I'm glad that I wrote this out as my first real blog post on this blog because this imbodies what this blog is about. A fresh start and a new direction. 

-EM


Tuesday, December 1, 2015

A New Beginning

I had been wanting to start a new blog for awhile now but never really had the motivation or that final push that I needed until recently. 2 different friends of mine, both of whom I met through blogging, recently did this and it really inspired me and got me thinking that this is the right time. I absolutely loved doing my other blog and this November marked 3 years since I started it. It was really something I needed coming out of high school and something I'm thankful for. I have "met" so many amazing people through blogging. Some I call great friends. But I had kind of got myself into a rut and things just weren't exciting any more. Heck that's how my life feels like right now. I really fell like things are just at a stand still and I needed a fresh start and a sort of re-branding of my blog presence. Also I'm just a totally different person than I was 3 years ago when I started the other blog. So here we are now!
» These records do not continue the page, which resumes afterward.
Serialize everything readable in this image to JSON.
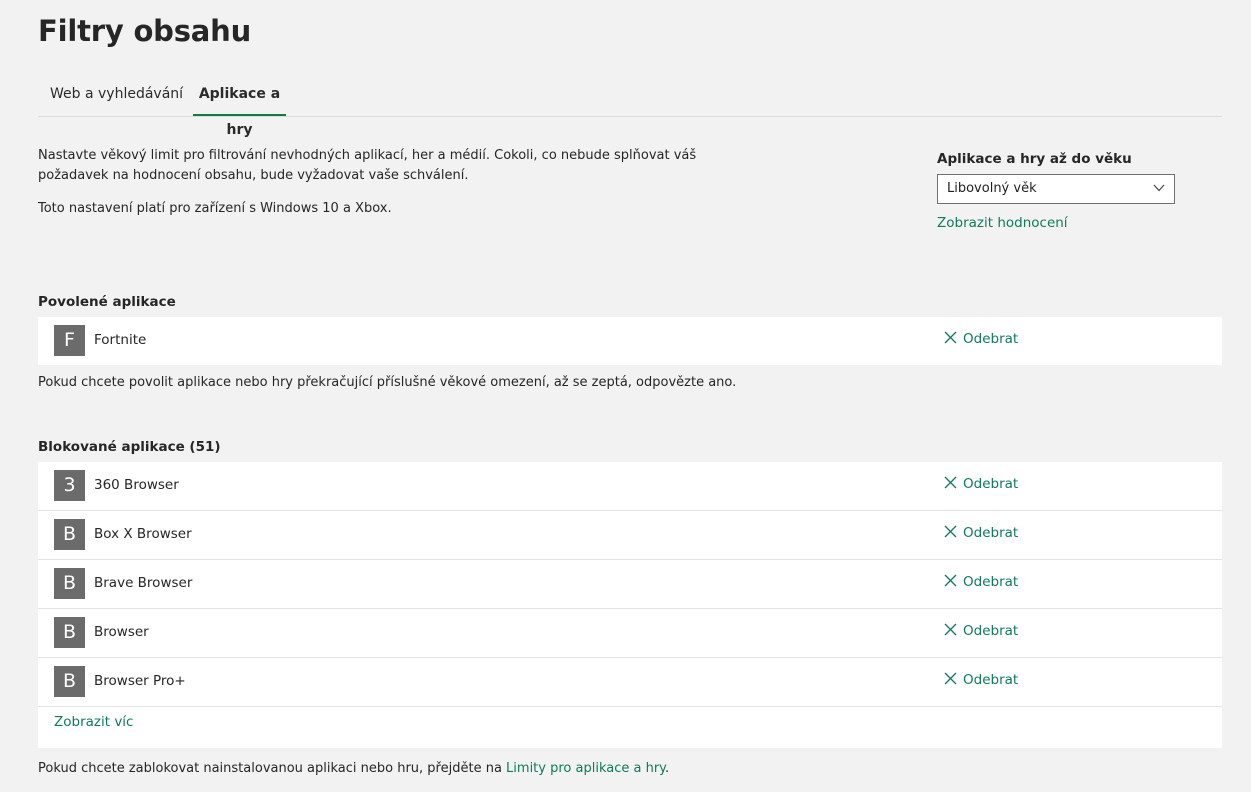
{
  "page": {
    "title": "Filtry obsahu"
  },
  "tabs": [
    {
      "label": "Web a vyhledávání",
      "active": false
    },
    {
      "label": "Aplikace a hry",
      "active": true
    }
  ],
  "description": {
    "line1": "Nastavte věkový limit pro filtrování nevhodných aplikací, her a médií. Cokoli, co nebude splňovat váš požadavek na hodnocení obsahu, bude vyžadovat vaše schválení.",
    "line2": "Toto nastavení platí pro zařízení s Windows 10 a Xbox."
  },
  "age_limit": {
    "label": "Aplikace a hry až do věku",
    "selected": "Libovolný věk",
    "rating_link": "Zobrazit hodnocení"
  },
  "allowed": {
    "title": "Povolené aplikace",
    "items": [
      {
        "letter": "F",
        "name": "Fortnite",
        "action": "Odebrat"
      }
    ],
    "note": "Pokud chcete povolit aplikace nebo hry překračující příslušné věkové omezení, až se zeptá, odpovězte ano."
  },
  "blocked": {
    "title": "Blokované aplikace (51)",
    "items": [
      {
        "letter": "3",
        "name": "360 Browser",
        "action": "Odebrat"
      },
      {
        "letter": "B",
        "name": "Box X Browser",
        "action": "Odebrat"
      },
      {
        "letter": "B",
        "name": "Brave Browser",
        "action": "Odebrat"
      },
      {
        "letter": "B",
        "name": "Browser",
        "action": "Odebrat"
      },
      {
        "letter": "B",
        "name": "Browser Pro+",
        "action": "Odebrat"
      }
    ],
    "show_more": "Zobrazit víc",
    "note_prefix": "Pokud chcete zablokovat nainstalovanou aplikaci nebo hru, přejděte na ",
    "note_link": "Limity pro aplikace a hry",
    "note_suffix": "."
  },
  "colors": {
    "accent": "#107c41",
    "link": "#0f7b5a",
    "background": "#f2f2f2",
    "icon_tile": "#6b6b6b"
  }
}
First why "The Dream of Generations"? As you can see below the title it came from the song My Fathers Daughter by Jewel. When I heard that phrase it really stuck with me. I'm someone who loves family history and am lucky enough to have people on both my mom and dads side of the family who know a lot about my family history. Through them I've learned about my relatives and have realized how many of the things they did and their character that I see in myself. I am always trying to live my life in a way to honor them.

A little bit about me...

I am currently working as a nurse and really that's what consumes most of my time these days. I work night shift so most of my days are spent sleeping which leads to a very boring life. I live on a small farm in Missouri where at the moment the only animals we have are 2 miniature donkeys, 3 bee hives, and a corgi named Duke!

For the past 2 years I've had the amazing opportunity to travel over 10,000 miles promoting the honey bee. I met so many amazing people throughout that journey and got to spread the word and advocate for something that I love. That consumed quite a bit of my time and energy that it's weird now that is done and i'm not spending my free time planning upcoming trips, activities, and presentations!! 

I love going on road trips and have had the opportunity to travel to some neat places but have so many more places on my bucket list! I love exploring new places and learning all that I can about a place from its history to its food! I love to cook and bake and am always trying to develop new skills in the kitchen. I have invested in a good camera and have taken thousands of pictures with it! I have recently found a great passion in quilting or rather buying fabric for all the hundreds of projects I want to do! I am an antique/vintage/retro junkie! I prefer old things to new. That's pretty much me in a nutshell. 

I hope you enjoy this new blog and will follow along on my journey as I continue to figure out life and my place in it!